Elle lui suçait à nouveau la queue, jusqu’à la nettoyer complètement. Puis elle se laissa tomber en arrière sur le canapé, souriante, encore nue, encore la chatte entrouverte.
— Quelle merveille, soupira-t-elle, d’avoir des frères aussi chauds.
— Et quelle merveille, petite sœur, d’avoir une sœur aussi salope, répondit-il.
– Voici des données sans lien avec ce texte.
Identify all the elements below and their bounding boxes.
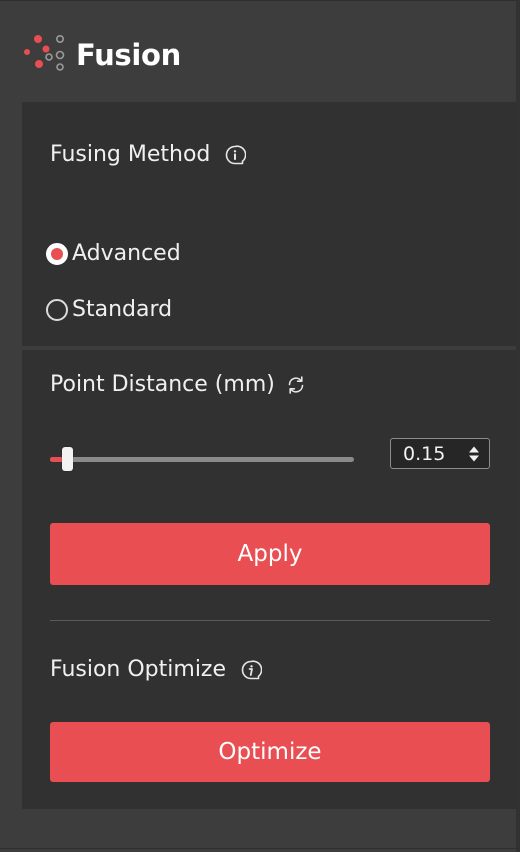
top-border [0,0,520,1]
radio-button-unchecked[interactable] [46,298,68,321]
radio-button-checked[interactable] [46,242,68,265]
fusing-method-title: Fusing Method [50,142,211,167]
point-distance-panel: Point Distance (mm) 0.15 Apply Fusion Op… [22,350,516,809]
fusion-logo-icon [22,30,76,80]
point-distance-value[interactable]: 0.15 [403,443,467,465]
right-edge [516,0,520,852]
radio-advanced[interactable]: Advanced [46,241,181,266]
info-icon[interactable] [224,144,247,166]
app-header: Fusion [22,30,181,80]
slider-thumb[interactable] [62,447,73,471]
point-distance-input[interactable]: 0.15 [390,438,490,469]
fusion-optimize-title: Fusion Optimize [50,657,227,682]
point-distance-title: Point Distance (mm) [50,372,275,397]
optimize-button[interactable]: Optimize [50,722,490,782]
section-divider [50,620,490,621]
radio-advanced-label: Advanced [72,241,181,266]
info-icon[interactable] [240,659,263,681]
refresh-icon[interactable] [285,374,307,396]
slider-track[interactable] [50,457,354,462]
fusion-optimize-header: Fusion Optimize [50,657,263,682]
fusing-method-header: Fusing Method [50,142,247,167]
bottom-border [0,848,520,849]
radio-standard-label: Standard [72,297,173,322]
fusing-method-panel: Fusing Method Advanced Standard [22,102,516,346]
radio-standard[interactable]: Standard [46,297,172,322]
app-title: Fusion [76,37,181,72]
apply-button[interactable]: Apply [50,523,490,585]
point-distance-header: Point Distance (mm) [50,374,307,396]
point-distance-slider[interactable] [50,446,354,472]
spinner-arrows-icon[interactable] [467,443,481,465]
Surtout si ça veut dire que l’imbécile de ton mari reste à la maison avec des cornes chaque nuit.
Ils rirent tous les deux. Ensuite, ils s’habillèrent sans se presser, ramassèrent les verres et montèrent à la salle de bains pour se remettre en ordre. Mon beau-père allait arriver d’une minute à l’autre.
***
Ce qu’Andrés et Mateo ne savaient pas — et ce que moi, grâce à la caméra, je savais — c’est que le sourire complice de Camila à la fin n’était pas un hasard. Son père préparait le décor depuis des mois. Les caméras étaient là où elles étaient parce qu’il m’avait demandé de les installer. Il avait supprimé du calendrier familial tout ce qui ne convenait pas, avait fait coïncider les trois frères et sœurs à des horaires impossibles, avait semé des rumeurs contrôlées sur les infidélités d’Andrés.
Mon beau-père voulait que l’inceste fasse partie du décor domestique. Et Camila, comme je pus le constater plus tard, le savait parfaitement.
Et, une fois encore, la connexion se coupa.